Cervical cancer is cancer that begins in the lining of the cervix, the narrow passageway that connects the uterus to the vagina.
It is the third most common type of cancer of the female reproductive system.
Cervical cancer develops slowly. It starts as a precancerous condition called dysplasia which can be detected by a Pap smear and is fully treatable. Undetected, these precancerous changes can develop into cervical cancer and spread to nearby organs.
What causes cervical cancer?
Almost all cervical cancers are caused by human papillomavirus (HPV), a common viral infection passed through sexual contact.
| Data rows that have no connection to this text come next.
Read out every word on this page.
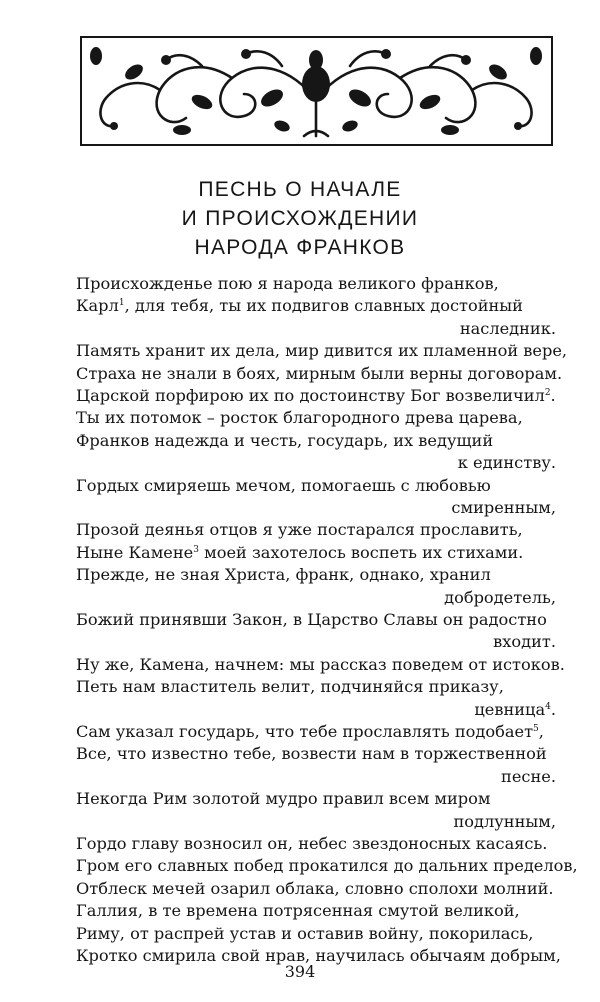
ПЕСНЬ О НАЧАЛЕ
И ПРОИСХОЖДЕНИИ
НАРОДА ФРАНКОВ
Происхожденье пою я народа великого франков,
Карл$^1$, для тебя, ты их подвигов славных достойный
наследник.
Память хранит их дела, мир дивится их пламенной вере,
Страха не знали в боях, мирным были верны договорам.
Царской порфирою их по достоинству Бог возвеличил$^2$.
Ты их потомок – росток благородного древа царева,
Франков надежда и честь, государь, их ведущий
к единству.
Гордых смиряешь мечом, помогаешь с любовью
смиренным,
Прозой деянья отцов я уже постарался прославить,
Ныне Камене$^3$ моей захотелось воспеть их стихами.
Прежде, не зная Христа, франк, однако, хранил
добродетель,
Божий принявши Закон, в Царство Славы он радостно
входит.
Ну же, Камена, начнем: мы рассказ поведем от истоков.
Петь нам властитель велит, подчиняйся приказу,
цевница$^4$.
Сам указал государь, что тебе прославлять подобает$^5$,
Все, что известно тебе, возвести нам в торжественной
песне.
Некогда Рим золотой мудро правил всем миром
подлунным,
Гордо главу возносил он, небес звездоносных касаясь.
Гром его славных побед прокатился до дальних пределов,
Отблеск мечей озарил облака, словно сполохи молний.
Галлия, в те времена потрясенная смутой великой,
Риму, от распрей устав и оставив войну, покорилась,
Кротко смирила свой нрав, научилась обычаям добрым,
394
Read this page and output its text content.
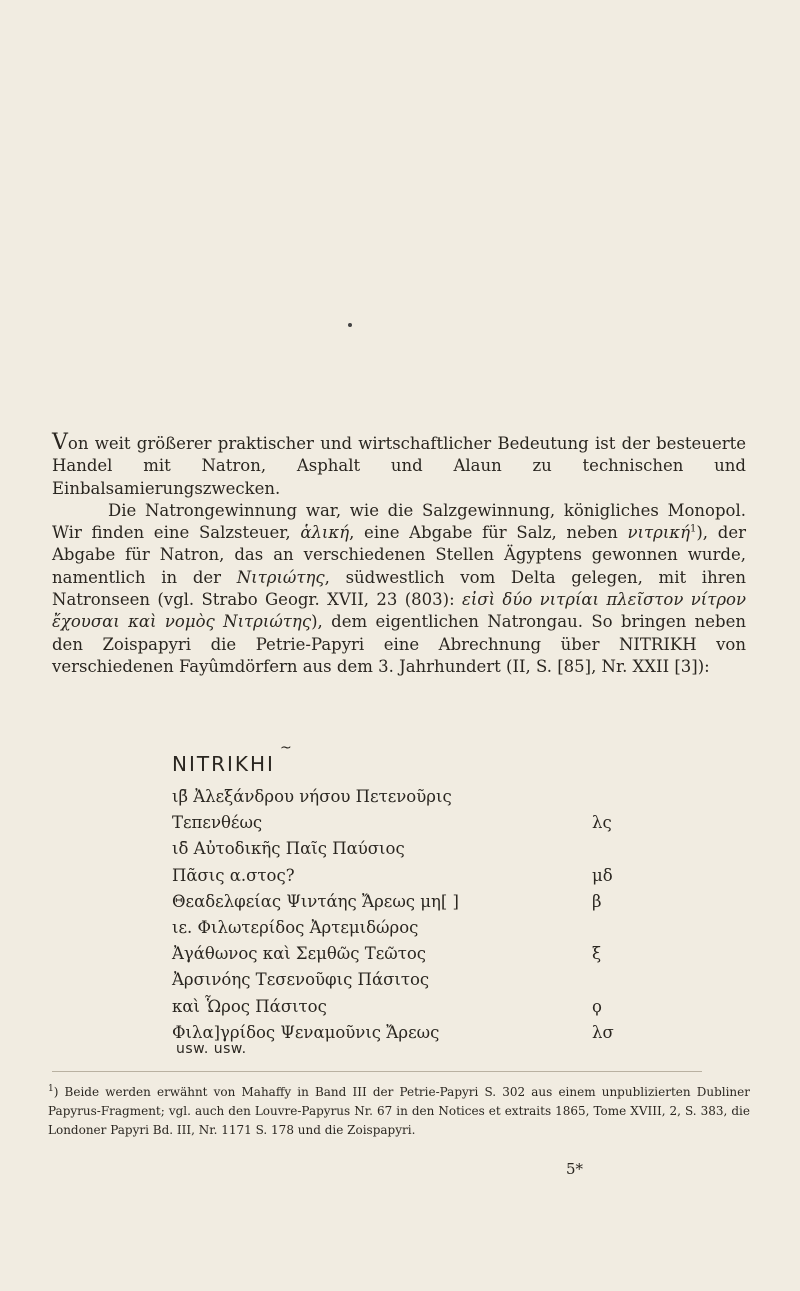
Von weit größerer praktischer und wirtschaftlicher Bedeutung ist der besteuerte Handel mit Natron, Asphalt und Alaun zu technischen und Einbalsamierungszwecken.

Die Natrongewinnung war, wie die Salzgewinnung, königliches Monopol. Wir finden eine Salzsteuer, ἁλική, eine Abgabe für Salz, neben νιτρική$^1$), der Abgabe für Natron, das an verschiedenen Stellen Ägyptens gewonnen wurde, namentlich in der Νιτριώτης, südwestlich vom Delta gelegen, mit ihren Natronseen (vgl. Strabo Geogr. XVII, 23 (803): εἰσὶ δύο νιτρίαι πλεῖστον νίτρον ἔχουσαι καὶ νομὸς Νιτριώτης), dem eigentlichen Natrongau. So bringen neben den Zoispapyri die Petrie-Papyri eine Abrechnung über NITRIKH von verschiedenen Fayûmdörfern aus dem 3. Jahrhundert (II, S. [85], Nr. XXII [3]):

NITRIKHI
~
ιβ̄ Ἀλεξάνδρου νήσου Πετενοῦρις
Τεπενθέως	λς
ιδ̄ Αὐτοδικῆς Παῖς Παύσιος
Πᾶσις α.στος?	μδ
Θεαδελφείας Ψιντάης Ἄρεως μη[ ]	β
ιε. Φιλωτερίδος Ἀρτεμιδώρος
Ἀγάθωνος καὶ Σεμθῶς Τεῶτος	ξ
Ἀρσινόης Τεσενοῦφις Πάσιτος
καὶ Ὧρος Πάσιτος	ϙ
Φιλα]γρίδος Ψεναμοῦνις Ἄρεως	λσ
usw. usw.
$^1$) Beide werden erwähnt von Mahaffy in Band III der Petrie-Papyri S. 302 aus einem unpublizierten Dubliner Papyrus-Fragment; vgl. auch den Louvre-Papyrus Nr. 67 in den Notices et extraits 1865, Tome XVIII, 2, S. 383, die Londoner Papyri Bd. III, Nr. 1171 S. 178 und die Zoispapyri.
5*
There are many different strains of HPV, some of which lead to cervical cancer.
Factors that may increase a woman's risk of developing cervical cancer include:
- HPV infection
- HIV or weakened immune system
- Lack of regular Pap tests
- Multiple sex partners
- Using birth control pills for a long time
- Having many children
- Exposure to the drug DES (diethylstilbestrol)
- Giving birth at a young age
- Family history
- Lifestyle: Smoking and diet
What are the symptoms of cervical cancer?
Early cervical cancer typically doesn't cause symptoms, making regular Pap tests critical to early detection. If symptoms do occur, they may include:
- Abnormal vaginal bleeding, spotting, or discharge
- Difficulty or pain when urinating
- Pain during sexual intercourse
- Pain in the pelvic area
- Periods that are heavier and last longer than usual
How is cervical cancer diagnosed?
Diagnosis starts with:
- A thorough medical history and physical exam
- Pelvic exam
- Pap test - to obtain a sample of cervical cells for examination under a microscope, to look for cell changes
If the Pap results are abnormal, additional testing to confirm diagnosis may include:
- Colposcopy - examination of the cervix under magnification, using a device known as a colposcope
- Biopsy - removal of tissue samples for examination under a microscope to look for abnormal cells
- Endocervical curettage - cells are scraped from inside the cervical canal to evaluate an area of the cervix that cannot be seen
- Cone biopsy - removal of a cone-shaped sample of tissue to see if abnormal cells are in the tissue beneath the surface of the cervix, and to remove abnormal cells
- Loop Electrocautery Excision Procedure (LEEP) - suspicious area is removed with a loop device and the remaining tissue is vaporized with electrical current
How is cervical cancer staged?
If the diagnosis is cervical cancer, more tests may be run to determine the "stage" or extent of the disease - how far it has spread - and the best treatment strategy. These tests may include:
- Cystoscopy - to determine if the cancer has spread to the bladder
- Proctoscopy - to determine if the cancer has spread to the rectum
- Examination of the pelvis under anesthesia
- Imaging studies such as X-rays, CT scans (computed tomography), MRIs (magnetic resonance imaging), and PET scans (positron emission tomography)
How is cervical cancer treated?
Treatment depends on the individual patient and their cancer, but typically involves one or more of the following:
- Surgery - to remove or destroy the cancerous tissue
- Radiation - uses high-energy X-rays to kill cancer cells
- Chemotherapy - uses drugs typically given intravenously (through a vein) to destroy cancer cells
Can cervical cancer be prevented?
Most cervical cancer can be prevented through:
- Annual pap tests - to find and treat pre-cancerous conditions before they become cancer
- Avoiding exposure to HPV - by delaying sex, limiting partners, avoiding sex with individuals who have had many partners, using condoms and avoiding sex with uncircumcised men
- Receiving the HPV vaccine - this prevents infection against the two types of HPV responsible for most cervical cancer cases.